Happily, for me, the use of the browser only debuted a cloud version used by the OpenAi GPT-4o model. Cut many of the great technical uprisings and speed up things in a more familiar chat format without any additional work. It has its limitations and costs $ 30, but after my inept mastion API, it felt like a bargain. And even in this way (obviously unfinished), it still needs to strive in the engineering indications and negotiate how AI works. The most limiting aspect is that you can only issue a message before having to start a new interaction. Despite the text box, you cannot respond to what AI does and refine your application.
Buy AI
With everything configured, I used the use of the browser through some real world tests. First it was a pricing task. I entered the notice: “Navigate to Amazon, Best Buy and Walmart and look for ‘Macbook Air M2’. Remove the name of the product, the price and availability of shares of the first five results in each site. Compare prices and identify the most Low one.
He did the job well, although he found no discount or hidden coupons. Even so, the fact that I could automate the monitoring of multiple sites was quite exciting. That said, a continuous problem for any agent like this occurs when a website wants to verify that it is human. The use of the browser has a button that allows you to take charge when you want, but it will also alert it when necessary. You can try your humanity and then hit the curriculum to let the AI take over.
Fly ai
Then came a travel planning task with the notice: “Look for a round trip from New York to London on December 15, 2025 in British Air. Select the cheapest option and remove the details, including the price, the price, the airline and the time of departure “.

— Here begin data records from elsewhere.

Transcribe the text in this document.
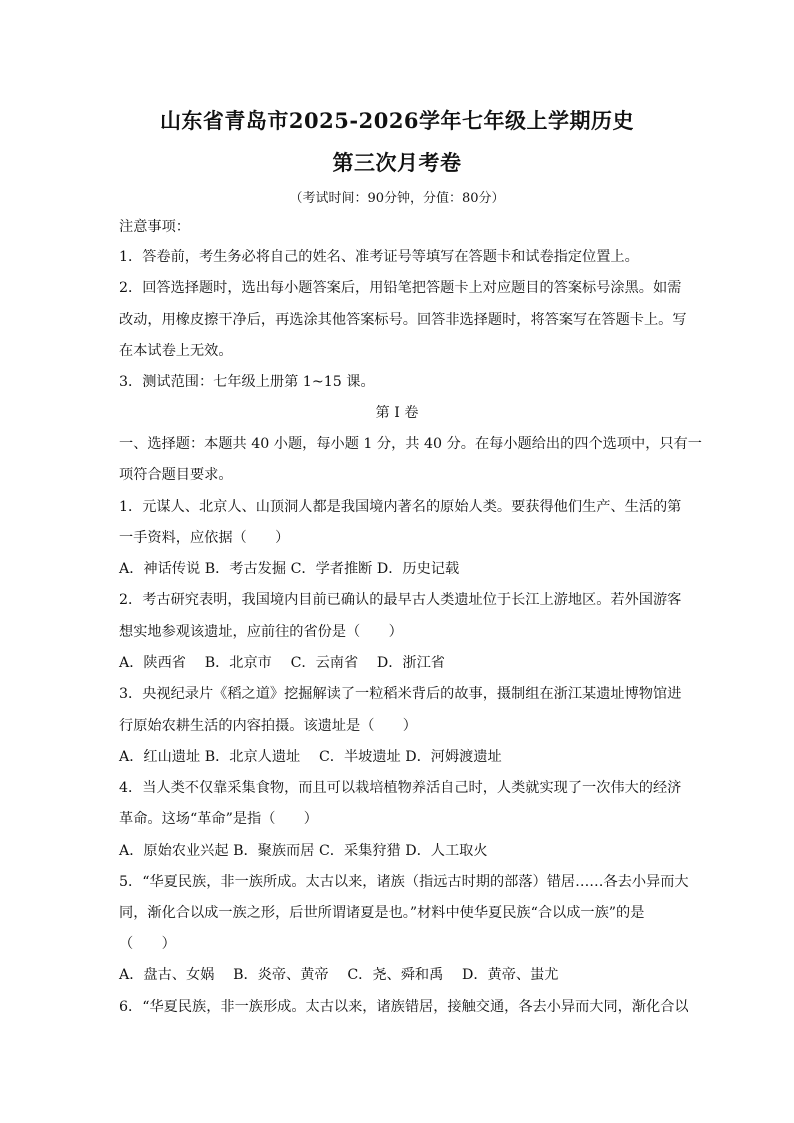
山东省青岛市2025-2026学年七年级上学期历史
第三次月考卷
（考试时间：90分钟，分值：80分）
注意事项：
1．答卷前，考生务必将自己的姓名、准考证号等填写在答题卡和试卷指定位置上。
2．回答选择题时，选出每小题答案后，用铅笔把答题卡上对应题目的答案标号涂黑。如需
改动，用橡皮擦干净后，再选涂其他答案标号。回答非选择题时，将答案写在答题卡上。写
在本试卷上无效。
3．测试范围：七年级上册第 1~15 课。
第 I 卷
一、选择题：本题共 40 小题，每小题 1 分，共 40 分。在每小题给出的四个选项中，只有一
项符合题目要求。
1．元谋人、北京人、山顶洞人都是我国境内著名的原始人类。要获得他们生产、生活的第
一手资料，应依据（　　）
A．神话传说 B．考古发掘 C．学者推断 D．历史记载
2．考古研究表明，我国境内目前已确认的最早古人类遗址位于长江上游地区。若外国游客
想实地参观该遗址，应前往的省份是（　　）
A．陕西省　 B．北京市　 C．云南省　 D．浙江省
3．央视纪录片《稻之道》挖掘解读了一粒稻米背后的故事，摄制组在浙江某遗址博物馆进
行原始农耕生活的内容拍摄。该遗址是（　　）
A．红山遗址 B．北京人遗址　 C．半坡遗址 D．河姆渡遗址
4．当人类不仅靠采集食物，而且可以栽培植物养活自己时，人类就实现了一次伟大的经济
革命。这场“革命”是指（　　）
A．原始农业兴起 B．聚族而居 C．采集狩猎 D．人工取火
5．“华夏民族，非一族所成。太古以来，诸族（指远古时期的部落）错居……各去小异而大
同，渐化合以成一族之形，后世所谓诸夏是也。”材料中使华夏民族“合以成一族”的是
（　　）
A．盘古、女娲　 B．炎帝、黄帝　 C．尧、舜和禹　 D．黄帝、蚩尤
6．“华夏民族，非一族形成。太古以来，诸族错居，接触交通，各去小异而大同，渐化合以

Use of the browser delivered, raising a British Airways flight to $ 750, complete with the start time and other relevant details. This could be incredibly useful for people who reserve many trips, especially if you automate it to verify price drops regularly.
AI friend of good weather
Finally, I tried climate prediction and planning with the notice: “Verify the 7 -day time forecast for New York City at Weather.com and summarize temperature trends, rainfall and any warning of the severe climate and then suggest how to dress for it. . “
The climate is one of the most popular uses for voice attendees, so I wanted to see how AI handled a more complex application in that line. He did very well, not only extracting the information from the prognosis, but suggests what days to use a light layer and what days I must “isolate with a warm coat and scarf, since it will be cold with low rainfall.”
Journey
The key difference between the two is accessibility. The use of the browser is like a Swiss knife for developers. He has the flexibility of doing almost anything inside a browser, but he needs to know how to use the tools. You can dig in the code, adjust it and mold it to your exact needs. If a function is missing, nothing prevents you from adding it. The use of the browser, being open source, also has an active community of developers that constantly refines it. That means that if you find problems, there are forums and discussions of Github in which you can probably find answers.
The OpenI operator, on the other hand, is like hiring a butler. For a long time for you but within certain limitations. The strength of the operator is its integration with the broader AI ecosystem of OpenAI, which gives access to patented models that can make more nuanced decisions. However, it is locked in the OpenAI price structure and the limited customization options.
The use of the browser is not perfect. Even its cloud version demands some patience. You must prepare your indications carefully, prepare for problem solving and occasionally start over. The cloud version can compensate for some of this later, but for now, the limits of not being able to edit or respond within the conversation give difficult limits in their flexible nature.
And speed can also be frustrating. Watch a video of my second test; This is four times the speed of the real process.
At this time, the use of the browser is the most suitable for people who enjoy the touch -ups, such as developers, researchers and automation geeks who do not mind getting dirty hands. If you are willing to strive, you will get a powerful and flexible tool that costs much less than its competition.
But if you prefer not to spend your weekend fighting with configuration files, the operator may be the most indulgent option. Anyway, web automation is ready for a boom.